“TIVE ÊXITO ONDE O PARANÓICO FRACASSA”: TEORIA E TRANSFERÊNCIA(S) Chawki Azouri

Chawki Azouri – 2017
Prefácio de Élisabeth Roudinesco

Resumo:

Este é um livro excepcional, escrito por uma psicanalista para psicanalistas. E também para aqueles que se interessam pela paranoia e suas construções delirantes. Num trabalho refinado, Chawki Azouri, libanês formado no círculo lacaniano em Paris, ousou entrar na intimidade dos cruzamentos transferenciais entre Sigmund Freud e seus principais interlocutores – Wilhelm Fliess, Carl Gustav Jung, Sándor Ferenczi e Ernest Jones -, para interrogar a surpreendente teoria erigida pelo fundador da psicanálise em seu estudo sobre o presidente Schreber.
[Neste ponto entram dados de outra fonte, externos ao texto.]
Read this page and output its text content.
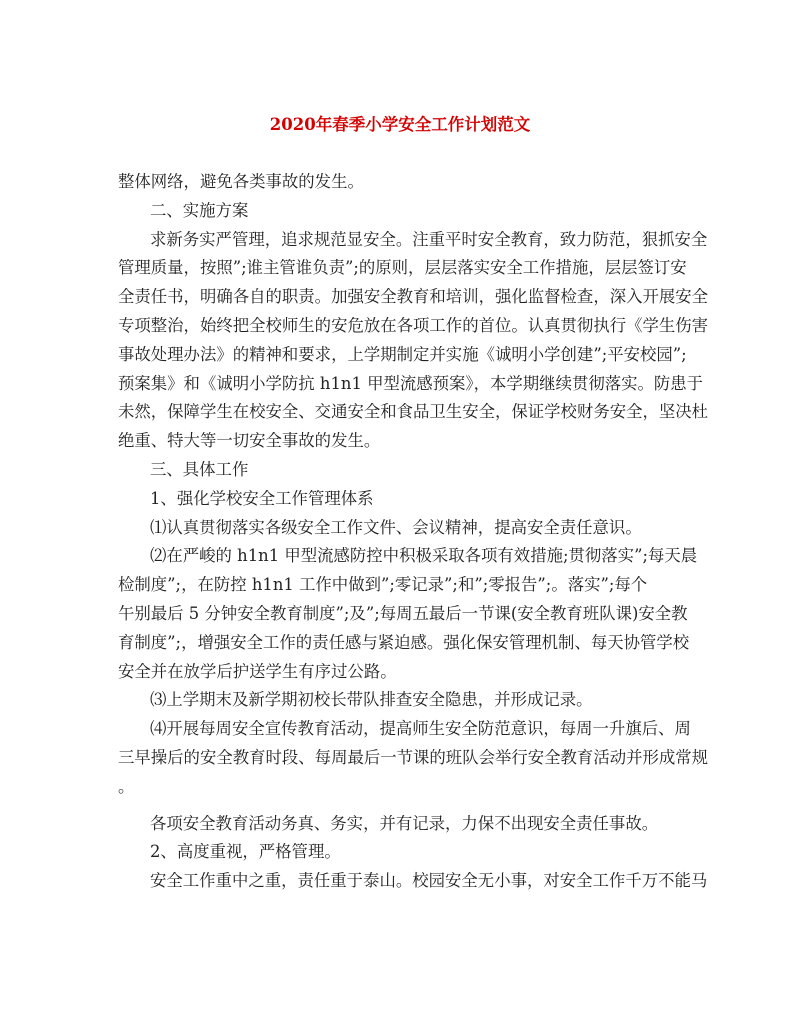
2020年春季小学安全工作计划范文
整体网络，避免各类事故的发生。
二、实施方案
求新务实严管理，追求规范显安全。注重平时安全教育，致力防范，狠抓安全
管理质量，按照”;谁主管谁负责”;的原则，层层落实安全工作措施，层层签订安
全责任书，明确各自的职责。加强安全教育和培训，强化监督检查，深入开展安全
专项整治，始终把全校师生的安危放在各项工作的首位。认真贯彻执行《学生伤害
事故处理办法》的精神和要求，上学期制定并实施《诚明小学创建”;平安校园”;
预案集》和《诚明小学防抗 h1n1 甲型流感预案》，本学期继续贯彻落实。防患于
未然，保障学生在校安全、交通安全和食品卫生安全，保证学校财务安全，坚决杜
绝重、特大等一切安全事故的发生。
三、具体工作
1、强化学校安全工作管理体系
⑴认真贯彻落实各级安全工作文件、会议精神，提高安全责任意识。
⑵在严峻的 h1n1 甲型流感防控中积极采取各项有效措施;贯彻落实”;每天晨
检制度”;，在防控 h1n1 工作中做到”;零记录”;和”;零报告”;。落实”;每个
午别最后 5 分钟安全教育制度”;及”;每周五最后一节课(安全教育班队课)安全教
育制度”;，增强安全工作的责任感与紧迫感。强化保安管理机制、每天协管学校
安全并在放学后护送学生有序过公路。
⑶上学期末及新学期初校长带队排查安全隐患，并形成记录。
⑷开展每周安全宣传教育活动，提高师生安全防范意识，每周一升旗后、周
三早操后的安全教育时段、每周最后一节课的班队会举行安全教育活动并形成常规
。
各项安全教育活动务真、务实，并有记录，力保不出现安全责任事故。
2、高度重视，严格管理。
安全工作重中之重，责任重于泰山。校园安全无小事，对安全工作千万不能马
Ao percorrer com minúcia e erudição os principais trabalhos que, depois de Freud, se debruçaram sobre o mais famoso caso de paranoia da história psicanalítica, Azouri se pergunta por que Freud, em seu exame, não valorizou os terríveis escritos educativos do pai de Schreber, que desvelam sua relação com a lei, bem como questões essenciais como a linhagem, a transmissão do nome e a procriação, devidamente valorizadas, cerca de quatro décadas depois, por Jacques Lacan. Nesse contexto, a ênfase freudiana na homossexualidade como fator preponderante na gênese da paranoia parece não apenas servir como uma teoria-resistência contra a emergência da questão paterna e o estabelecimento da filiação que daria prosseguimento à obra do pai da psicanálise, mas também espelhar intensos conflitos transferenciais e de precedência entre este e os primeiros psicanalistas à sua volta. “Tive êxito onde o paranoico fracassa”, famosa frase escrita por Freud numa carta a Ferenczi, em que ele se refere implicitamente a Fliess, abre-se assim à sua polissemia. Além de significar o triunfo manifestado por ele diante da conquista de um reino que se achava mítico, quer dizer também – e, talvez, mais essencialmente – que a sombra da paranoia ameaça a psicanálise em sua própria estrutura. Afinal, nada mais próximo a esta do que um discurso que, pela fala do sujeito, busca desvelar outros sentidos no que se diz. E, evidentemente, no que não se consegue, não raro, escutar. Marco Antonio Coutinho Jorge.